Ryan Stack

Personal information
- Born: July 24, 1975 (age 51) Nashville, Tennessee, U.S.
- Listed height: 6 ft 11 in (2.11 m)
- Listed weight: 220 lb (100 kg)

Career information
- High school: Cheatham County (Chapmansboro, Tennessee)
- College: South Carolina (1994–1998)
- NBA draft: 1998: 2nd round, 48th overall pick
- Drafted by: Cleveland Cavaliers
- Playing career: 1998–2009
- Position: Power forward / center
- Number: 10

Career history
- 1999–2000: Cleveland Cavaliers
- 2000–2001: Gijón
- 2001–2002: Maccabi Ramat Gan
- 2002–2006: Aris Thessaloniki
- 2006–2007: Olympiacos
- 2007–2009: Kyiv

Career highlights
- FIBA Europe Champions Cup champion (2003); Greek Cup winner (2004); All-Greek League Team (2006); 5× Greek League All-Star (2003–2007);
- Stats at NBA.com
- Stats at Basketball Reference

= Ryan Stack =

American basketball player (born 1975)

Ryan Eugene Stack (born July 24, 1975) is an American former professional basketball player.

==Professional career==
Stack, a 6 ft 11 in (211 cm) tall power forward/center, from the University of South Carolina, was selected by the Cleveland Cavaliers, in the second round, with the 48th overall pick of the 1998 NBA draft. He saw limited playing time in two NBA seasons with the Cavaliers, as the backup to the team's All-Star center Žydrūnas Ilgauskas. After playing in just 43 games for the Cavaliers, Stack signed a contract to play in Europe. He played in Spain's ACB with Gijón, during the 2000–01 season.

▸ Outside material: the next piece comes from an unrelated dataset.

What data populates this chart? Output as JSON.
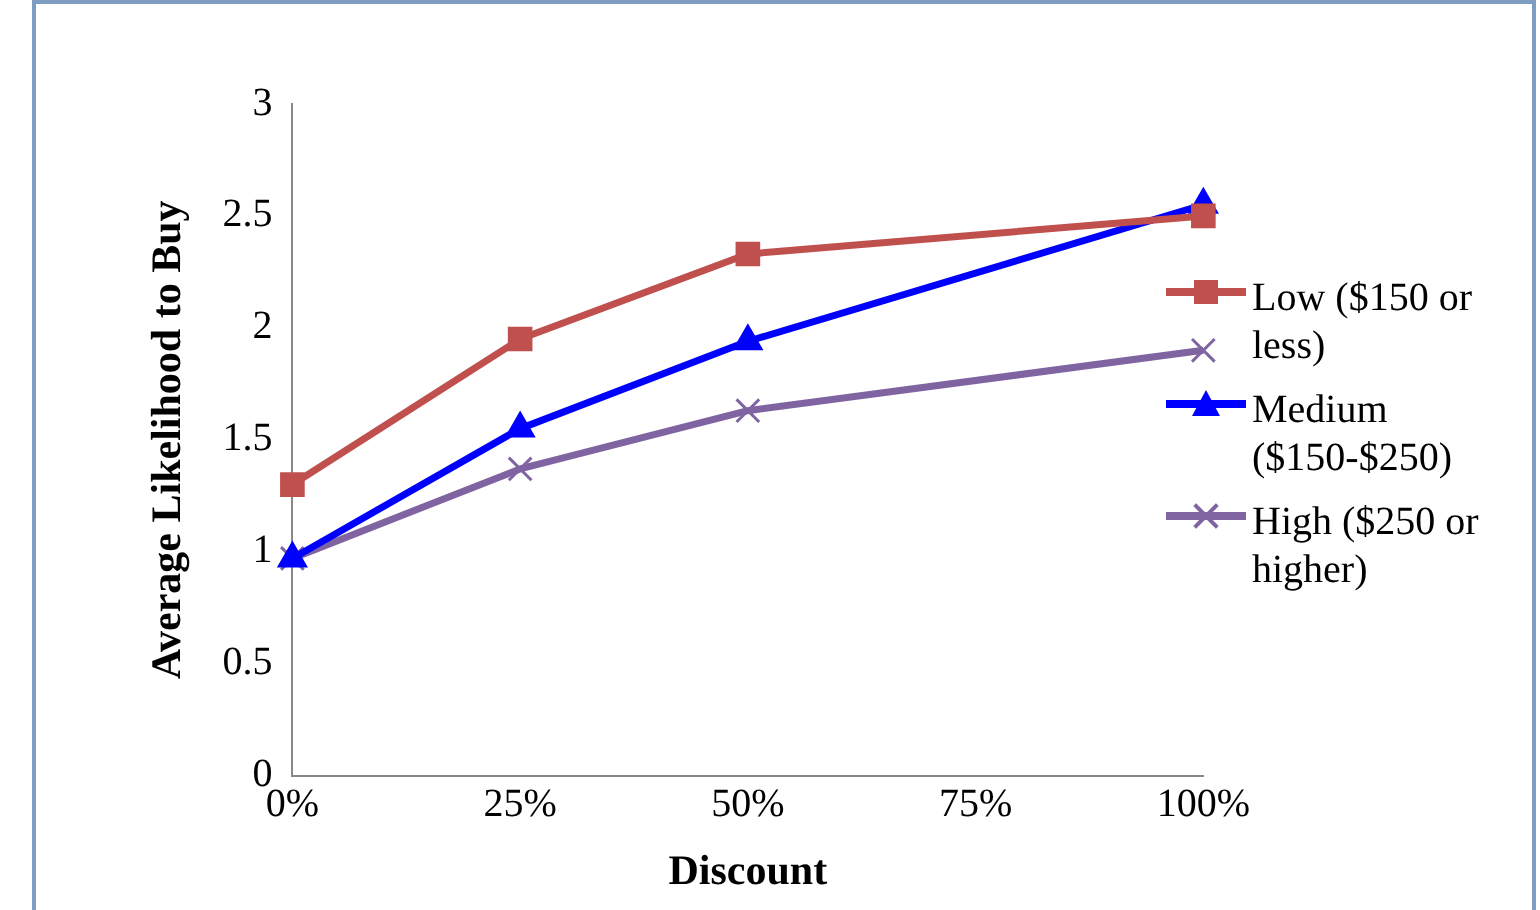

The next season, Stack moved to the Israeli Super League club Maccabi Ramat Gan. After a year in Israel, he moved to the Greek Basket League club Aris Thessaloniki, where he played from 2002 to 2006. During his time with Aris, Stack won the FIBA Europe Champions Cup title in 2003, the Greek Cup title in 2004, and also made it to the EuroCup Finals in 2006.

Stack was then signed by the Greek EuroLeague club Olympiacos Piraeus, in August 2006, and at that time, he was reported to have been the highest paid center in Europe. He spent one season with Olympiacos (2006–07). He then signed with the Ukrainian Super League team Kyiv.

==National team career==
While playing with the Greek Basket League club Aris Thessaloniki, Stack adopted the citizenship of North Macedonia, under the name of Ruan Stik. Because of that, he was able to play as a European, with a Bosman passport, and thus not count as one of the two non-Europeans that were allowed per team in the Greek Basket League at that time. Stack would go on to represent the senior Macedonian national basketball team at the 2005 FIBA EuroBasket Division B and the 2007 FIBA EuroBasket qualification tournament.